The latest archaeological excavation carried out under the aegis of the Department of Archaeology has discovered that Kapilvastu has the highest number of archaeological sites in the country. It has identified 136 archaeological sites in the district.
Department’s spokesperson Ram Bahadur Kunwar said that this is the first time so many archaeologically significant sites have been found in Kapilvastu district. Lumbini, the birthplace of Gautama Buddha, which is a World Heritage Site, also lies in Kapilvastu district in Province-5.
According to him, Rupandehi has 99 archaeologically important sites and Nawalparasi around 40 such places.
Some of the major archaeological sites in the Kapilvastu district include Tilaurakot, Aaraurakot, Kudan, Niglihawa, Sagarhawa, Gotihawa, Dohani, Prachin Stupa, Sisahaniya among others.
The ruins of the palace of the king Suddhodan, the Buddha’s father, who ruled over the ancient kingdom Tilaurakot covering 34 bigahs area is now a protected zone. The Department has also acquired the land plots around the area belonging to the locals where it plans to carry out archaeological research.

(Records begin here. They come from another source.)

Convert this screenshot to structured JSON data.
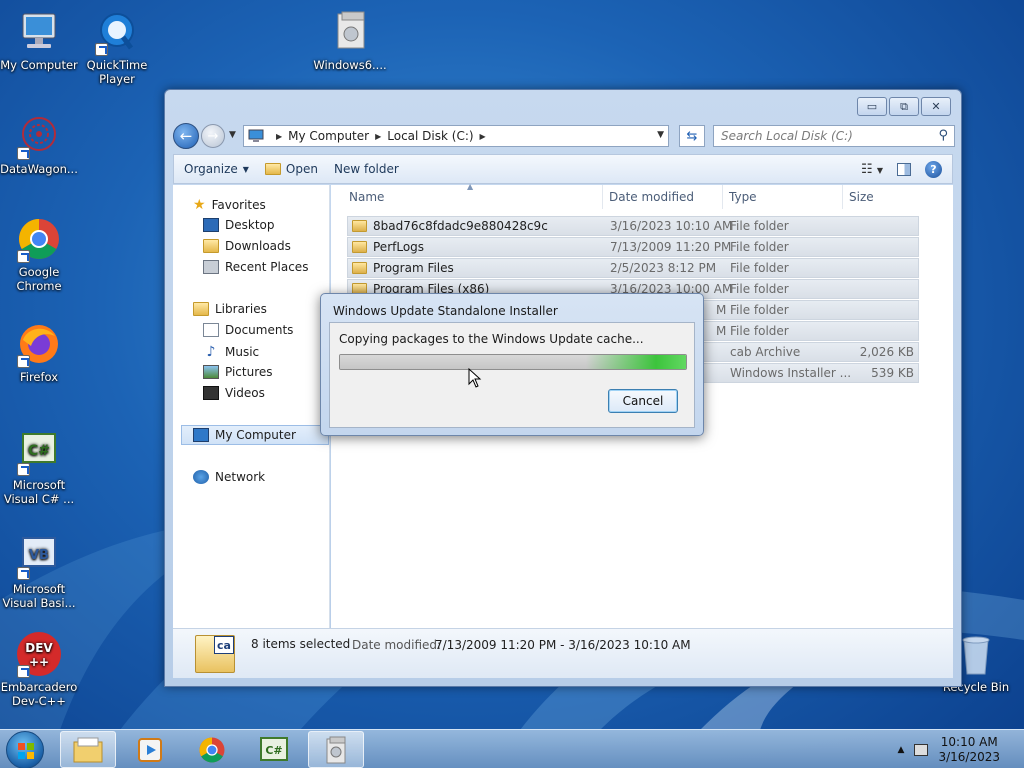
{
  "desktop": {
    "icons": [
      {
        "label": "My Computer"
      },
      {
        "label": "QuickTime Player"
      },
      {
        "label": "Windows6...."
      },
      {
        "label": "DataWagon..."
      },
      {
        "label": "Google Chrome"
      },
      {
        "label": "Firefox"
      },
      {
        "label": "Microsoft Visual C# ..."
      },
      {
        "label": "Microsoft Visual Basi..."
      },
      {
        "label": "Embarcadero Dev-C++"
      },
      {
        "label": "Recycle Bin"
      }
    ]
  },
  "explorer": {
    "breadcrumb": [
      "My Computer",
      "Local Disk (C:)"
    ],
    "search_placeholder": "Search Local Disk (C:)",
    "toolbar": {
      "organize": "Organize",
      "open": "Open",
      "new_folder": "New folder"
    },
    "nav": {
      "favorites": "Favorites",
      "desktop": "Desktop",
      "downloads": "Downloads",
      "recent": "Recent Places",
      "libraries": "Libraries",
      "documents": "Documents",
      "music": "Music",
      "pictures": "Pictures",
      "videos": "Videos",
      "my_computer": "My Computer",
      "network": "Network"
    },
    "columns": {
      "name": "Name",
      "date": "Date modified",
      "type": "Type",
      "size": "Size"
    },
    "files": [
      {
        "name": "8bad76c8fdadc9e880428c9c",
        "date": "3/16/2023 10:10 AM",
        "type": "File folder",
        "size": ""
      },
      {
        "name": "PerfLogs",
        "date": "7/13/2009 11:20 PM",
        "type": "File folder",
        "size": ""
      },
      {
        "name": "Program Files",
        "date": "2/5/2023 8:12 PM",
        "type": "File folder",
        "size": ""
      },
      {
        "name": "Program Files (x86)",
        "date": "3/16/2023 10:00 AM",
        "type": "File folder",
        "size": ""
      },
      {
        "name": "",
        "date": "M",
        "type": "File folder",
        "size": ""
      },
      {
        "name": "",
        "date": "M",
        "type": "File folder",
        "size": ""
      },
      {
        "name": "",
        "date": "",
        "type": "cab Archive",
        "size": "2,026 KB"
      },
      {
        "name": "",
        "date": "",
        "type": "Windows Installer ...",
        "size": "539 KB"
      }
    ],
    "details": {
      "selected": "8 items selected",
      "date_label": "Date modified:",
      "date_value": "7/13/2009 11:20 PM - 3/16/2023 10:10 AM",
      "icon_text": "ca"
    }
  },
  "dialog": {
    "title": "Windows Update Standalone Installer",
    "message": "Copying packages to the Windows Update cache...",
    "progress": 1.0,
    "cancel": "Cancel"
  },
  "taskbar": {
    "time": "10:10 AM",
    "date": "3/16/2023"
  },
  "colors": {
    "wallpaper": "#1c63b5",
    "progress_green": "#3cc43c",
    "selection_row": "#d9dfe7"
  }
}
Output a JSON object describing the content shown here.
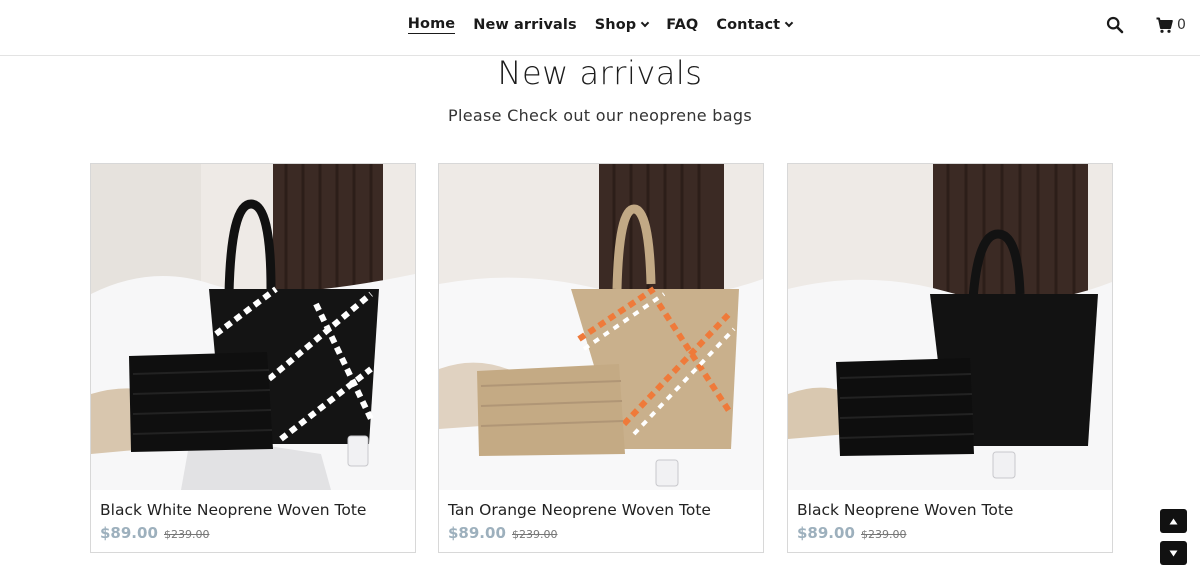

The monuments more than 100 years old are considered as ancient monuments and the artefacts older than a century as archaeological artefacts, archaeology officer Subhadra Bhattarai said.
The latest archaeological exploration in Tilaurakot has found pieces of earthen ware, statues, silver coins and some metal artefacts. Laboratory test of these artefacts revealed the presence of human civilisation around this area dating back to 800 BC.
Artefacts from the period of the Maurya dynasty rule have also been found in Tilaurakot and other places in Kapilvastu.
Kapilvastu Municipality mayor Kiran Singh said that excavation is underway to find various evidences in line with international standard so as to have Tilaurakot also enlisted in the list of UNESCO World Heritage Sites.